Esposito, the league’s seventh all-time leading goal scorer, remembers his first time in Tampa. He had just made a golf trip to Orlando with friends, and despite the region’s lack of high-rise buildings, he immediately was intrigued by the notion of establishing hockey in the region.

“I was driving in, and I was like, ‘Where are the buildings? There’s no buildings. How could this be the 12th-largest television market in the country?’ " he said. “Obviously, I didn’t realize about Bradenton and Clearwater, and Brandon wasn’t even incorporated and all the rest of that. And from that moment on, and meeting a guy named Henry Paul, from that moment on, there was nothing else I wanted to do.”

Paul partnered with Esposito to help establish the franchise’s early business operations and served as the team’s first vice president and secretary. He also was a nominee for the first Lightning Hall class.

Esposito was the Lightning’s general manager for their first seven seasons and said he had to constantly sell players on the area. He said one player complained to him that the weather was too hot. Esposito traded him to Edmonton, he said, “so he could freeze his (butt) off.”

“That was the biggest thing for me in the beginning, trying to explain to people up north and Canada and New York, all these places, that we play indoors. Would you rather be coming out of the game to 65 to 70 (degrees) or 10 below (zero)? Duh. And it took awhile to get the players to be interested … not so much of the weather as much as the money, and it was hard to justify.
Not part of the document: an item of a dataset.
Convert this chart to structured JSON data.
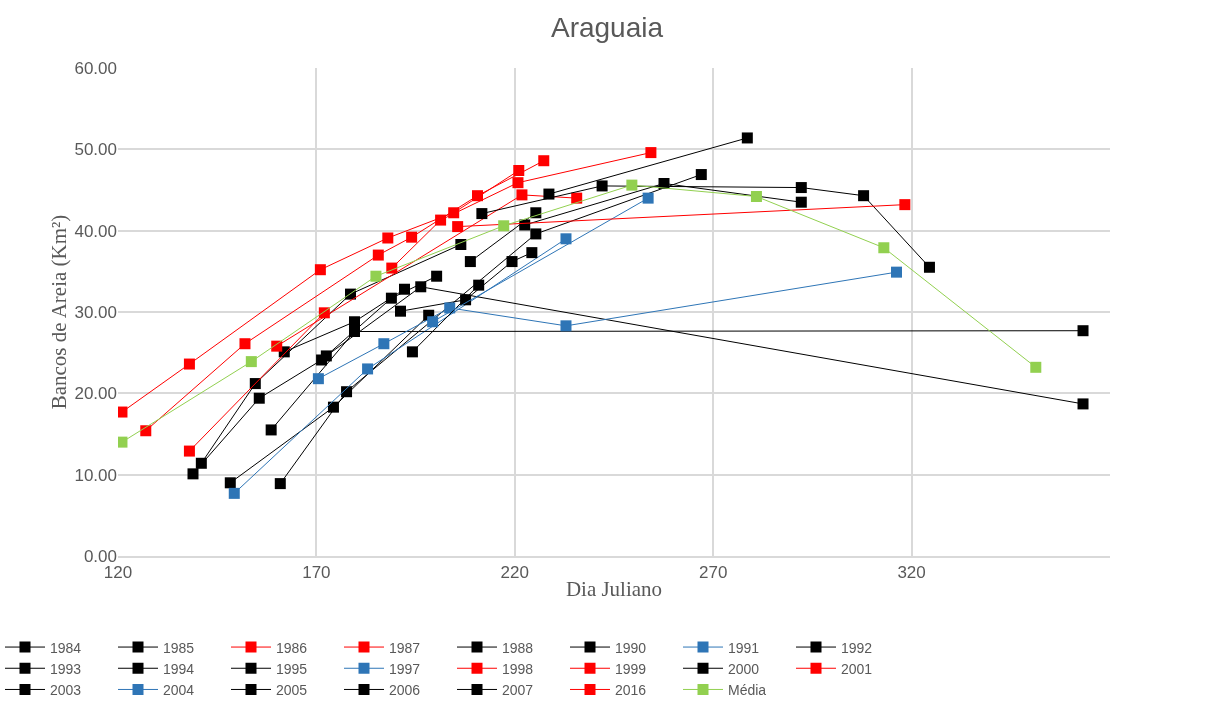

“And here we are, having a Hall of Fame for the Tampa Bay Lightning. And long after I’m gone, this thing will still be going, and I hope it goes forever, because without a doubt this is the greatest thing I’ve ever done in hockey. And I did a lot of things as a player.”

Esposito still is in the ears of many the current Lightning players as the team’s radio analyst, usually telling them to shoot the puck more.

“Obviously, the perfect guy to kick that (Hall of Fame) off,” captain Steven Stamkos said of Esposito. “I think it’s great for this organization. We’ve had a long-enough history now where we can start to celebrate some of the people that have made this to the franchise that it is today, and obviously Phil was the founding father.”